Trying Times: Ozanam Center helps those in need

The Ozanam Center began its food pantry service this week and is providing bagged meals to the surrounding community and anyone in the area who might need groceries.

The project was enabled through funding from the Valley Baptist Legacy Foundation via United Way and its #GetShiftDone and food distribution initiatives and organizers hope it will run through July.

Each Wednesday at 9 a.m. the shelter is providing the groceries in a drive-through set up at its location on Minnesota Avenue. A video of the first distribution showed a long line of cars spanning the road waiting to drive inside.

Supplies have been purchased in bulk through the Food Bank of the RGV. On Thursday, two workers sourced through #GetShiftDone filled hundreds of pink bags distributed for the 2020 Census with canned goods, pasta, cereal, peanut butter, and more.

“They can come by; the only requirement is that you bring an ID and that’s it,” Ozanam Center’s Executive Director Victor Maldonado said of the service.

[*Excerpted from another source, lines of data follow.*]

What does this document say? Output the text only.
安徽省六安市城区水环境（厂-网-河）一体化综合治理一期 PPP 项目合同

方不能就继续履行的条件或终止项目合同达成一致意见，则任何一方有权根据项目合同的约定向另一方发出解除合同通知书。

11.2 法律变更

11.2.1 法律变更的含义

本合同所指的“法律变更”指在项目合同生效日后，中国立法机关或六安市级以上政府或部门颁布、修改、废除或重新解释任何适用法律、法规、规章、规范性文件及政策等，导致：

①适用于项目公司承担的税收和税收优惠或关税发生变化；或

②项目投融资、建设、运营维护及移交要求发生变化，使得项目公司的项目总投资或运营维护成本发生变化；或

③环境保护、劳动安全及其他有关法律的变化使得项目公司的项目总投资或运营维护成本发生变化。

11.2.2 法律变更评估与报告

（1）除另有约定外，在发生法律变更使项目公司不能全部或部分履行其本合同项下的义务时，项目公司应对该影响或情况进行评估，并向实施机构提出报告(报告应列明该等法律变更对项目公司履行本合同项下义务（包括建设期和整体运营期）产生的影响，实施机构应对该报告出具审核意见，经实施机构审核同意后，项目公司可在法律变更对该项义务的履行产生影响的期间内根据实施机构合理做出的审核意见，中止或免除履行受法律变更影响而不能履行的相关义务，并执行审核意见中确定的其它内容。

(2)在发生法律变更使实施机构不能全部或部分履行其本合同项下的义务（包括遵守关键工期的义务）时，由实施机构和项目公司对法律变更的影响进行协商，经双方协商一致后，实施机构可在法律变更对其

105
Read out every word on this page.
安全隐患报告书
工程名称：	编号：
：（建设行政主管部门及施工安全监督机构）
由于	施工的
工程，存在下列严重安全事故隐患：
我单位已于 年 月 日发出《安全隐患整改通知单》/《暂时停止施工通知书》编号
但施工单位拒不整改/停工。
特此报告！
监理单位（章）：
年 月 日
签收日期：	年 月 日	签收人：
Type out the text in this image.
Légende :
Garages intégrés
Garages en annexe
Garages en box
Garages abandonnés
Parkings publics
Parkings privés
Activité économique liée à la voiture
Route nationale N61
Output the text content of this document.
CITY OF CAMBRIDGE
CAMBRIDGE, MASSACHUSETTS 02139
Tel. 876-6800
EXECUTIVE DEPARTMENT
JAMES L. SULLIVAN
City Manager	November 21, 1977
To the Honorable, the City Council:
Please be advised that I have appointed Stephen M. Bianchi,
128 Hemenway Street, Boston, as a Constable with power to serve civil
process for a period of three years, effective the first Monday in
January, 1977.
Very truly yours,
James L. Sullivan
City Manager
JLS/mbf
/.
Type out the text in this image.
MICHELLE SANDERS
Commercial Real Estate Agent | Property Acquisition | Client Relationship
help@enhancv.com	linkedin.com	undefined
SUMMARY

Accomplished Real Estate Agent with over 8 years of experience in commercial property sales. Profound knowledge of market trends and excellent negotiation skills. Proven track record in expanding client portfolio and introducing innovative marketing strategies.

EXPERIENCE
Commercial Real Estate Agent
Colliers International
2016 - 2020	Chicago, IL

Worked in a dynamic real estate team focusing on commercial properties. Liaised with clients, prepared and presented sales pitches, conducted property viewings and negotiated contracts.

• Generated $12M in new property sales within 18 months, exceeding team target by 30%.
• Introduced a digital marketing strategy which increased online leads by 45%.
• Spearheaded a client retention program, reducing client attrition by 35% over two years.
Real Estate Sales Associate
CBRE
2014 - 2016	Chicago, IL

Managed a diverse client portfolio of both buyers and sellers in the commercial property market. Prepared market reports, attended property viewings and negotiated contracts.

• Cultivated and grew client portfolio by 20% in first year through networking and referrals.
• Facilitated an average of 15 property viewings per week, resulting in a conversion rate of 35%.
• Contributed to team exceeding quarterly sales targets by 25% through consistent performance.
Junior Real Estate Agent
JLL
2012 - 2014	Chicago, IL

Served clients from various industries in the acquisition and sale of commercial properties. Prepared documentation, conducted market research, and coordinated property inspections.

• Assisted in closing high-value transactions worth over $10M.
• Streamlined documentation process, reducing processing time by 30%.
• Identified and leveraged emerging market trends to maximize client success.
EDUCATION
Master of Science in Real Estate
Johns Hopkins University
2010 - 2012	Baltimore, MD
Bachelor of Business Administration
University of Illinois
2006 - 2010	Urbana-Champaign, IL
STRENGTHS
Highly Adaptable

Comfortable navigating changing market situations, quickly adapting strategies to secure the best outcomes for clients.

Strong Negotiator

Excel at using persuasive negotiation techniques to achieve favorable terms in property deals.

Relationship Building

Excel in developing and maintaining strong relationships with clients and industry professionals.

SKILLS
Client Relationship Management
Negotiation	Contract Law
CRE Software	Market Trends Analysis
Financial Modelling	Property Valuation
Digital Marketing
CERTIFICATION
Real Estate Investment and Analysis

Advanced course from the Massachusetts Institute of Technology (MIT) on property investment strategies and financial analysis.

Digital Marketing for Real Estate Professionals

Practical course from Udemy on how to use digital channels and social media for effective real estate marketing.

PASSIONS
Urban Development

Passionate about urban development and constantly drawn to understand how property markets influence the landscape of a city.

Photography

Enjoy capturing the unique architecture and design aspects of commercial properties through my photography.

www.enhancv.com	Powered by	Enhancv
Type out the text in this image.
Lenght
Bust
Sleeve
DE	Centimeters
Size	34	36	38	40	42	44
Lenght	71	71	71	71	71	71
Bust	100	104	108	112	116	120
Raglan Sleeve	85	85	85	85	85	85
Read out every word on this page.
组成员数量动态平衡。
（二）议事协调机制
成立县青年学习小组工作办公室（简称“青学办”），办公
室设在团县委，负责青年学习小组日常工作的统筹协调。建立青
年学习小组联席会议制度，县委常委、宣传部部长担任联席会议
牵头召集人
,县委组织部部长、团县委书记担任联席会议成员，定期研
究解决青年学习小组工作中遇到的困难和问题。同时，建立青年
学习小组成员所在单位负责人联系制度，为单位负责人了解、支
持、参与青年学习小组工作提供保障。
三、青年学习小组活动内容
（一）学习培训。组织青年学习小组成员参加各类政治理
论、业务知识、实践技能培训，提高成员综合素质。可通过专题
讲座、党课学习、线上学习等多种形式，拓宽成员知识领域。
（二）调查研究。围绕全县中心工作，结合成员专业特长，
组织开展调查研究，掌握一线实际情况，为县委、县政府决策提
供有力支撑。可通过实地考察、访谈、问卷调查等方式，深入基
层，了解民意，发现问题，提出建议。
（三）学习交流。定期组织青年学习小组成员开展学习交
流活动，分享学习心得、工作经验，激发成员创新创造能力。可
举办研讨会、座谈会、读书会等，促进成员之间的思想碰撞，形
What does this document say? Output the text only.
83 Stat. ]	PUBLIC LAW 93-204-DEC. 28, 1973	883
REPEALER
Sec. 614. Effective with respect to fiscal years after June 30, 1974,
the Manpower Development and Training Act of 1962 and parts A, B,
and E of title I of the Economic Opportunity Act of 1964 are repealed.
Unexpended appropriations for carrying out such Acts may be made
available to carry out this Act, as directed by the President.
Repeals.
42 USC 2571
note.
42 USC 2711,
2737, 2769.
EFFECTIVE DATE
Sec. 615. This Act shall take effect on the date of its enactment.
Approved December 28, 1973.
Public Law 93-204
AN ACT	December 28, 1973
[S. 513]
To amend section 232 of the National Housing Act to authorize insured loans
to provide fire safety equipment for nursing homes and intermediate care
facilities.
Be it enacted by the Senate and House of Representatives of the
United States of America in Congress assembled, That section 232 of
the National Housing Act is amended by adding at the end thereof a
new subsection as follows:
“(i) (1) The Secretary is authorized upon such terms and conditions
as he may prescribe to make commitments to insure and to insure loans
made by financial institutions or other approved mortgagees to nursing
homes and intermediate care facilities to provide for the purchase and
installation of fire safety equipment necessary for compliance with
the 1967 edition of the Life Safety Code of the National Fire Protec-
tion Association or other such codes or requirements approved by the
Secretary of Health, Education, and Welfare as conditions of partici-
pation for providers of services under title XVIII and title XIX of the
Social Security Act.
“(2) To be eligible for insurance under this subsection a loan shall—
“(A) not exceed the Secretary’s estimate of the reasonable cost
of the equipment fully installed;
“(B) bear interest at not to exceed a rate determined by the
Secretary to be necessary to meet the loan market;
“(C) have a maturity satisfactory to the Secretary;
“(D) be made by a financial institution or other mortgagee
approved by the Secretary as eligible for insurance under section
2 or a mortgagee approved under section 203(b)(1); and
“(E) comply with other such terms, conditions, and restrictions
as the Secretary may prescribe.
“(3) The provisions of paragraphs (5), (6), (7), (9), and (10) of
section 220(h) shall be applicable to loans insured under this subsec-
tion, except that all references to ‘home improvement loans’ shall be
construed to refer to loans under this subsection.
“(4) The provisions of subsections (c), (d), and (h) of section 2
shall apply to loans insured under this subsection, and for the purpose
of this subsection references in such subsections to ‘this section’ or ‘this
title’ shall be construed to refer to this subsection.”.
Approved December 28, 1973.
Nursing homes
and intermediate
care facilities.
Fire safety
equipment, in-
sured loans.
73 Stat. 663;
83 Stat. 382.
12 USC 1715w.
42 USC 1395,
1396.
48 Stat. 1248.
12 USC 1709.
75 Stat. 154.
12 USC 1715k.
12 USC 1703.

Goods will be provided as supplies last.

Maldonado said that while all non-perishable donations are welcome and needed, cash donations allow the shelter to purchase needed items in bulk at a discounted cost through resources like the RGV Food Bank.

Families in the Rio Grande Valley appear to have access to canned goods through similar food initiatives, but Maldonado has spoken with residents who want basics like eggs, milk, flour, coffee, and cooking oil. “Those five are the number one requests we’re getting from families,” he said.

Those items are also the most expensive. Staff purchased 300 packages of chorizo, for example, spending $800-900. “We’re not going to give these items every week because we understand a can of coffee is going to last you about a month, maybe two. Oil might last you two or three weeks,” he said.

The center is also in need of PPE, bags for its food pantry bundles, and will accept donations like bleach and toilet paper. Staff must sanitize the center regularly and are subject to the same limits on the number of in-demand items allowed for purchase as everyone else and so sourcing such supplies has been a challenge.

PPE, in particular, is used by clients and community members to be able to work. Those who can’t source it elsewhere are relying on the center for help.

Maldonado encouraged anyone in need to seek assistance but urged visitors to make sure they’re not displaying coronavirus symptoms so as to protect residents in need. “Because of our limited space, we don’t want our folks to get sick. They can’t afford to get sick because they can’t afford to see a doctor,” he said.

Food distribution on Wednesdays will be no-contact and anyone who has been impacted by the pandemic and is in need of groceries is more than welcome to drive through.